The second-degree murder charges against neighborhood watchman George Zimmerman in the shooting death of Trayvon Martin have crumbled to powder in the first seven days of trial testimony, with the prosecution’s witnesses breaking left and right in Zimmerman’s favor. The reason: the prosecution’s insistence on race-baiting in the months leading up to the trial.
It all started when eyewitness Jeannee Manalo, who told police she saw a large man straddling a figure on the ground the night of the shooting, testified that Zimmerman had been on top. Under cross-examination, however, Manalo admitted that she had based her conclusion on the media’s widely disseminated photograph of Martin as a 12-year-old boy and not as a 6-foot 3-inch, 17-year-old man. She then also acknowledged that the photo had colored her interpretation and that she could no longer conclude Zimmerman was on top.

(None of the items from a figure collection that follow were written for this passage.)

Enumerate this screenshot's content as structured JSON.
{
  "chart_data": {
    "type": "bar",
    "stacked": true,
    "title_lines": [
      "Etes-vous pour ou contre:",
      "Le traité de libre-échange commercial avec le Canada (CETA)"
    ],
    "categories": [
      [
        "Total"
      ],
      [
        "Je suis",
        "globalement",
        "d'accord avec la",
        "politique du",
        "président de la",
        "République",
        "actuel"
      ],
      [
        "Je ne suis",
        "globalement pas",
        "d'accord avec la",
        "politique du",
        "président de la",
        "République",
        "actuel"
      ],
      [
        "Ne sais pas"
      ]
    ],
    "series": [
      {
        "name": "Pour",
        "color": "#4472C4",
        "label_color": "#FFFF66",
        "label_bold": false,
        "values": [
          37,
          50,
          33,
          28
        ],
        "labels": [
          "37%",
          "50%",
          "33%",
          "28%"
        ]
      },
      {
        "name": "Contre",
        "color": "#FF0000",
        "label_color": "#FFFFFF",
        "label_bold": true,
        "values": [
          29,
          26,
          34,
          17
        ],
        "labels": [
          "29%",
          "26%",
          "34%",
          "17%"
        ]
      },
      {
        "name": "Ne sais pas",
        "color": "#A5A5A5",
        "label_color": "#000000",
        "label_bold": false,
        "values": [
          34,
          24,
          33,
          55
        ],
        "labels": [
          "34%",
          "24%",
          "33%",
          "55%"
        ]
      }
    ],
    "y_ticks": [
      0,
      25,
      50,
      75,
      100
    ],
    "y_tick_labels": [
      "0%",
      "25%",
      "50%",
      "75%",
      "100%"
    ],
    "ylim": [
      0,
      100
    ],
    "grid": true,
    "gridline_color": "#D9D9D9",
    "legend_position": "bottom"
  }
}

Moreover, the prosecution’s star witness, Rachel Jeantel, betrayed numerous discrepancies in her testimony – including the reciting two versions of what Zimmerman had said to Martin and three different versions of Martin’s last words. The climax of Jeantel’s testimony came when she stated that she had heard someone being hit and somehow knew it was Trayvon. Defense attorney Don West suggested an alternative interpretation, to which Jeantel charmingly replied, “That’s retarded, sir.” Even liberal news outlets admitted that Jeantel had been a boon for the defense.

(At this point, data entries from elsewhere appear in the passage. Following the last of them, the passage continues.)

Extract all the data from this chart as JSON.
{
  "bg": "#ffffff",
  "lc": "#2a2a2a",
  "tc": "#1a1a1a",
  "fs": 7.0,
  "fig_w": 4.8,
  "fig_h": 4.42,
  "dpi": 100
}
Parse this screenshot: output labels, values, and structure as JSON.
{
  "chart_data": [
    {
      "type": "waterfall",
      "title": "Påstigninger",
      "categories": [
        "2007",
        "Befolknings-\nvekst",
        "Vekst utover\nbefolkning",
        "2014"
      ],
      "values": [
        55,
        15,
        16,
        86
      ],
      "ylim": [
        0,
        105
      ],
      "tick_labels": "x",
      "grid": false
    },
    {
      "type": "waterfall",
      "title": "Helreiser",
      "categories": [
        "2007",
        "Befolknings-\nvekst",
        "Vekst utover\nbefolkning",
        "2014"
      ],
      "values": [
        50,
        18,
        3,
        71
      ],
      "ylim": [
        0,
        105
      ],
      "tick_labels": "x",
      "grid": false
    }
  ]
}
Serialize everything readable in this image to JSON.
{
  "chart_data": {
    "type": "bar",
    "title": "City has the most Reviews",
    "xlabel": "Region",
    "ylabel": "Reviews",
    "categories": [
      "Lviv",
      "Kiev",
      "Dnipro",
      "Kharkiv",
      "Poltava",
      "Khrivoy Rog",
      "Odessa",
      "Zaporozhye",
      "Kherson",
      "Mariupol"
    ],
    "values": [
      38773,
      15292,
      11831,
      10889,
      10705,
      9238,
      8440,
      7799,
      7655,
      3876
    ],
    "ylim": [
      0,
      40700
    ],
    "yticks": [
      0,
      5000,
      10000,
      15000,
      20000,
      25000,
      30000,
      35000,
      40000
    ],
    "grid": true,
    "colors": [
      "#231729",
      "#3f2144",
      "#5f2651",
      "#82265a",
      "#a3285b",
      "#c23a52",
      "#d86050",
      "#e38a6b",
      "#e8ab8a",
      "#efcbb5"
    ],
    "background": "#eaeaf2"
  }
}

The list of examples goes on and on. Neighbor Jonathan Good testified that Trayvon was planted atop Zimmerman doing a “ground and pound.” Officer Doris Singleton testified that Zimmerman hadn’t known Martin was dead until she told him at the station, and that he had been visibly distraught upon learning the information. Lead detective Chris Serino testified that he had tried bluffing by telling Zimmerman that Martin had videotaped the incident, at which point Zimmerman had cried, “Thank God!”, thus convincing Serino he was telling the truth.
And these were all witnesses called in by the prosecution!
The presumption of innocence that is central to our judicial system occasionally results in a jury letting a black defendant such as O.J. Simpson go free out of some twisted notion of collective racial guilt. But the formula rarely works in the other direction.
A jury doesn’t find four Caucasian cops guilty of criminal charges of excessive use of force as payback for white racism, not when they’ve seen the unedited videotape of a drug-addled Rodney King rising and lunging at them. A jury doesn’t find three white lacrosse-playing college students guilty of rape of a black stripper after sifting through her lies.
Nor is a jury likely to convict a man with sterling character witnesses and consistent testimony of second-degree murder just because he’s half-white, not when his stoned, racial-epithet-hurling victim boasted a history of assault and vandalism.
Race-baiters who want to see Zimmerman rot in jail can’t alter reality as much as they’d like to. Our legal system is designed to slow things down and force us to look at evidence without prejudice, and under those conditions they can’t force their argument on the jury.
And as a result, the flimsy, racially instigated case against Zimmerman is falling apart so quickly that it’ll be surprising if Martin supporters are shameless enough to express outrage over the defendant’s likely acquittal.